On the other hand, a lot of Orthodox people have been incredibly supportive of everything I've done. There are so many people who find tremendous value in real, Torah-based Orthodox Judaism but get turned off by dogma. A lot of Yom Kippur a Go-Go< is about that struggle. And, yeah, I think that a lot of Orthodox people find that refreshing. At least, they tell me they do.
RM: Have friends read the memoir? What kind of reactions are you getting?
MR: A lot better than I ever expected! My friend Ahuva, who I spend the first half of the book crushing over, I expected her to freak out when she read the parts about when we met—when I wanted an actual Orthodox relationship and she didn't. I think I was bracing myself for her to say, forget it, take out the entire section. Instead, she sent a letter asking if she could spread rumors about us to her friends!
RM: Now that you've done substantial work in three or four genres—novel, poetry, memoir, critical writing—do you sense a tug in any one direction?

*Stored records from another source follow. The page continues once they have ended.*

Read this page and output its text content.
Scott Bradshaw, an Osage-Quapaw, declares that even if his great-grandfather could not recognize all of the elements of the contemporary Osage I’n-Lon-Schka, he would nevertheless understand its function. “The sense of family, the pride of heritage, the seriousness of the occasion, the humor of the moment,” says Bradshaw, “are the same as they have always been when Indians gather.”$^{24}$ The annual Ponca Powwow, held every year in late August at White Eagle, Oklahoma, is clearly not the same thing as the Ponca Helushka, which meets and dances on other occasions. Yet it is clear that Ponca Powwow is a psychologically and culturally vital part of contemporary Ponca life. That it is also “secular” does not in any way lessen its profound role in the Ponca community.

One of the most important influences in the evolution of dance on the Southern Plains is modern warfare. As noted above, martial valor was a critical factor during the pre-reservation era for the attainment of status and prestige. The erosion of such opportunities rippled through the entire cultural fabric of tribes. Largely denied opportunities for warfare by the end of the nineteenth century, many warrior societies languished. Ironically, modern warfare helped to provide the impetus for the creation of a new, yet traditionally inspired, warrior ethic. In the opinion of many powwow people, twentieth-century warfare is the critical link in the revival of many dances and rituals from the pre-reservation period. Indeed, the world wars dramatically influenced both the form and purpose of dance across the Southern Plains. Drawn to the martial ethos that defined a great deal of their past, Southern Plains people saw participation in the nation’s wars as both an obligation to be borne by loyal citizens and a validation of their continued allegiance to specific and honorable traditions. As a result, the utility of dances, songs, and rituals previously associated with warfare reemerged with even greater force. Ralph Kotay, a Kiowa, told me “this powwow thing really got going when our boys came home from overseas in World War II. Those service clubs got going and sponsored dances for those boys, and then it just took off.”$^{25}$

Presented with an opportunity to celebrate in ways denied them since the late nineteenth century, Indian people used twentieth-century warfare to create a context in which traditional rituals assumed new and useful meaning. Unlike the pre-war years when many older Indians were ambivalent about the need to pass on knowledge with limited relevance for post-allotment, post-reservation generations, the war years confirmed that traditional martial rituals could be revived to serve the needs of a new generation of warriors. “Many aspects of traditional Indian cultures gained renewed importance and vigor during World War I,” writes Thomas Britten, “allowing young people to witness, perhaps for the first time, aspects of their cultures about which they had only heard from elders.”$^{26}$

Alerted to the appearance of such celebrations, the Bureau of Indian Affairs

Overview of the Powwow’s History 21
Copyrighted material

MR: No way. Sometimes I think it's dangerous to write this much undisguised stuff—to just let it spill out on the page and even to exaggerate it, which I do frequently. But as long as there's someone who's connecting with my writing—this one girl who'd almost abandoned Orthodoxy, or a queer kid who sees there are straight kids going through sexuality crises too, or a straight kid who needs to get out of the box himself or herself—as long as somebody gets me, I'm doing okay.